The debate over the benefits of mass transit falls along a pretty clear “Mars and Venus” partisan line: Democrats cherish every ounce of mass transit, while Republicans love love love their cars. A few months back, we did a Q&A with Bill Lind, the conservative author of Moving Minds: Conservatives and Public Transportation, which evaluates mass transit policies from a conservative perspective. Now that the debate over rail, both high speed and passenger, has lit up following the distribution of Obama’s stimulus funds, we thought we’d check back in with Bill to see if his views had changed, or held steady.
Infrastructurist: Given all the heated partisan debate that has crippled Congress in other topics like healthcare, can infrastructure really be bipartisan?
Lind: Yes. There should be a nonpartisan non-ideological consensus in favor of adequate infrastructure. From the conservative perspective, the federal government has two and only two legitimate functions: national security and infrastructure. The first bill passed by the first Congress was an infrastructure bill. With government involvement in canals and railroads and highways, the federal government has been involved in infrastructure from the beginning. This is consistent with a free market economy, because the markets only work if there is adequate infrastructure.
More specifically to the current time, conservatives do not enjoy being stuck in traffic any more than liberals. We may be in a Mercedes or Jaguar instead of a Neon, but [traffic] still isn’t fun. So when high quality transportation is offered — meaning rail, not bus — conservatives are using it. If you look at the demographics of rail transit riders. what you see is that a lot of the people on board are conservatives. if you look at the ridership on Metra around Chicago, in some counties the average income of people on trains is higher than people driving alone to work. You are turning waste time into time when you could be productive. So the fact is that where high quality transportation is provided, conservatives use it. But there isn’t much rail transit in this country for us to use.
I: It sounds like your definition of “conservative” basically means “wealthy people.” What about conservatives who aren’t necessarily Jaguar-drivers?
L: The fact is that most conservatives own cars. They have sufficient money that they own cars. which means that if they ride transit they ride from choice, not necessity. Which means they want high quality transit, not just something to get around. So the transit that is relative to conservatives is that which is relevant to people with cars — I would rather take transit than drive to work.

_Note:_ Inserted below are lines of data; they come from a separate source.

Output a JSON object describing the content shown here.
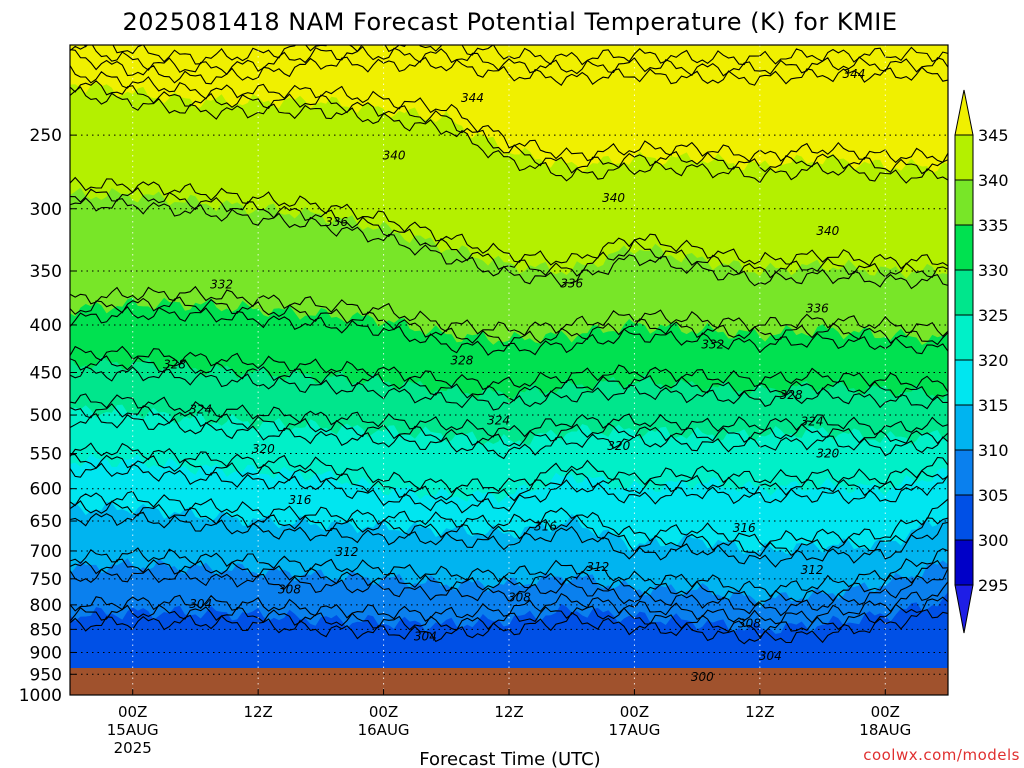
{
  "chart_data": {
    "type": "heatmap",
    "title": "2025081418 NAM Forecast Potential Temperature (K) for KMIE",
    "xlabel": "Forecast Time (UTC)",
    "ylabel": "",
    "x_ticks": [
      {
        "hour": 6,
        "label": "00Z",
        "sub1": "15AUG",
        "sub2": "2025"
      },
      {
        "hour": 18,
        "label": "12Z",
        "sub1": "",
        "sub2": ""
      },
      {
        "hour": 30,
        "label": "00Z",
        "sub1": "16AUG",
        "sub2": ""
      },
      {
        "hour": 42,
        "label": "12Z",
        "sub1": "",
        "sub2": ""
      },
      {
        "hour": 54,
        "label": "00Z",
        "sub1": "17AUG",
        "sub2": ""
      },
      {
        "hour": 66,
        "label": "12Z",
        "sub1": "",
        "sub2": ""
      },
      {
        "hour": 78,
        "label": "00Z",
        "sub1": "18AUG",
        "sub2": ""
      }
    ],
    "xlim": [
      0,
      84
    ],
    "y_ticks": [
      250,
      300,
      350,
      400,
      450,
      500,
      550,
      600,
      650,
      700,
      750,
      800,
      850,
      900,
      950,
      1000
    ],
    "ylim_hpa": [
      1000,
      200
    ],
    "log_pressure_axis": true,
    "grid": true,
    "colorbar": {
      "levels": [
        295,
        300,
        305,
        310,
        315,
        320,
        325,
        330,
        335,
        340,
        345
      ],
      "labels": [
        "295",
        "300",
        "305",
        "310",
        "315",
        "320",
        "325",
        "330",
        "335",
        "340",
        "345"
      ],
      "colors": [
        "#1e1ee6",
        "#0000c8",
        "#0050e6",
        "#0a80ee",
        "#00b4f0",
        "#00e6f0",
        "#00f0c8",
        "#00e68c",
        "#00e150",
        "#78e628",
        "#b4f000",
        "#f0f000"
      ]
    },
    "ground_color": "#a0522d",
    "contour_labels": [
      {
        "text": "344",
        "hour": 38.5,
        "hpa": 228
      },
      {
        "text": "344",
        "hour": 75.0,
        "hpa": 215
      },
      {
        "text": "340",
        "hour": 31.0,
        "hpa": 263
      },
      {
        "text": "340",
        "hour": 52.0,
        "hpa": 292
      },
      {
        "text": "340",
        "hour": 72.5,
        "hpa": 317
      },
      {
        "text": "336",
        "hour": 25.5,
        "hpa": 310
      },
      {
        "text": "336",
        "hour": 48.0,
        "hpa": 361
      },
      {
        "text": "336",
        "hour": 71.5,
        "hpa": 384
      },
      {
        "text": "332",
        "hour": 14.5,
        "hpa": 362
      },
      {
        "text": "332",
        "hour": 61.5,
        "hpa": 420
      },
      {
        "text": "328",
        "hour": 10.0,
        "hpa": 441
      },
      {
        "text": "328",
        "hour": 37.5,
        "hpa": 437
      },
      {
        "text": "328",
        "hour": 69.0,
        "hpa": 476
      },
      {
        "text": "324",
        "hour": 12.5,
        "hpa": 493
      },
      {
        "text": "324",
        "hour": 41.0,
        "hpa": 507
      },
      {
        "text": "324",
        "hour": 71.0,
        "hpa": 508
      },
      {
        "text": "320",
        "hour": 18.5,
        "hpa": 544
      },
      {
        "text": "320",
        "hour": 52.5,
        "hpa": 540
      },
      {
        "text": "320",
        "hour": 72.5,
        "hpa": 550
      },
      {
        "text": "316",
        "hour": 22.0,
        "hpa": 617
      },
      {
        "text": "316",
        "hour": 45.5,
        "hpa": 659
      },
      {
        "text": "316",
        "hour": 64.5,
        "hpa": 661
      },
      {
        "text": "312",
        "hour": 26.5,
        "hpa": 702
      },
      {
        "text": "312",
        "hour": 50.5,
        "hpa": 728
      },
      {
        "text": "312",
        "hour": 71.0,
        "hpa": 734
      },
      {
        "text": "308",
        "hour": 21.0,
        "hpa": 770
      },
      {
        "text": "308",
        "hour": 43.0,
        "hpa": 786
      },
      {
        "text": "308",
        "hour": 65.0,
        "hpa": 838
      },
      {
        "text": "304",
        "hour": 12.5,
        "hpa": 798
      },
      {
        "text": "304",
        "hour": 34.0,
        "hpa": 865
      },
      {
        "text": "304",
        "hour": 67.0,
        "hpa": 908
      },
      {
        "text": "300",
        "hour": 60.5,
        "hpa": 956
      }
    ]
  },
  "footer": {
    "credit": "coolwx.com/models"
  }
}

I: Does your support for trains extend to high speed rail?
L: High speed rail is an entirely different question. We’re talking commuter trains, light rail, and streetcar. We are very much in favor of inner city rail. But high speed is a chimera. High speed means 250 miles an hour. All the other countries that have created true high speed rail have a dense network of passenger trains. We have nothing. We have Amtrak, which is almost useless — one train passing through, usually in the middle of the night and running late.
What we want to see is building up a network of higher-speed regular trains that becomes dense enough that you can actually use it, and then adding bus service that would connect the largest part of the county to the nearest train — so, like at one time in the U.S., you could get from any point in the country to any other point in the country without driving or getting on a plane. Seventy, eighty years ago a number of steam railroads were running at over 100 miles an hour. But after World War II the government slapped speed limits on passenger trains. We want to make trains that are time competitive with the automobile - we’re not interested in competing with air travel. Our fuel dependence is seated on cars, not planes. So we want trains running at speeds of up to 110 miles an hour — all of which we had with steam trains in the 1930s.
I: So what you’re advocating is more, and faster Amtrak.
L: More passenger trains, more Amtrak trains, on more routes, more trains on existing routes, running at speeds that make the time competitive with the automobile.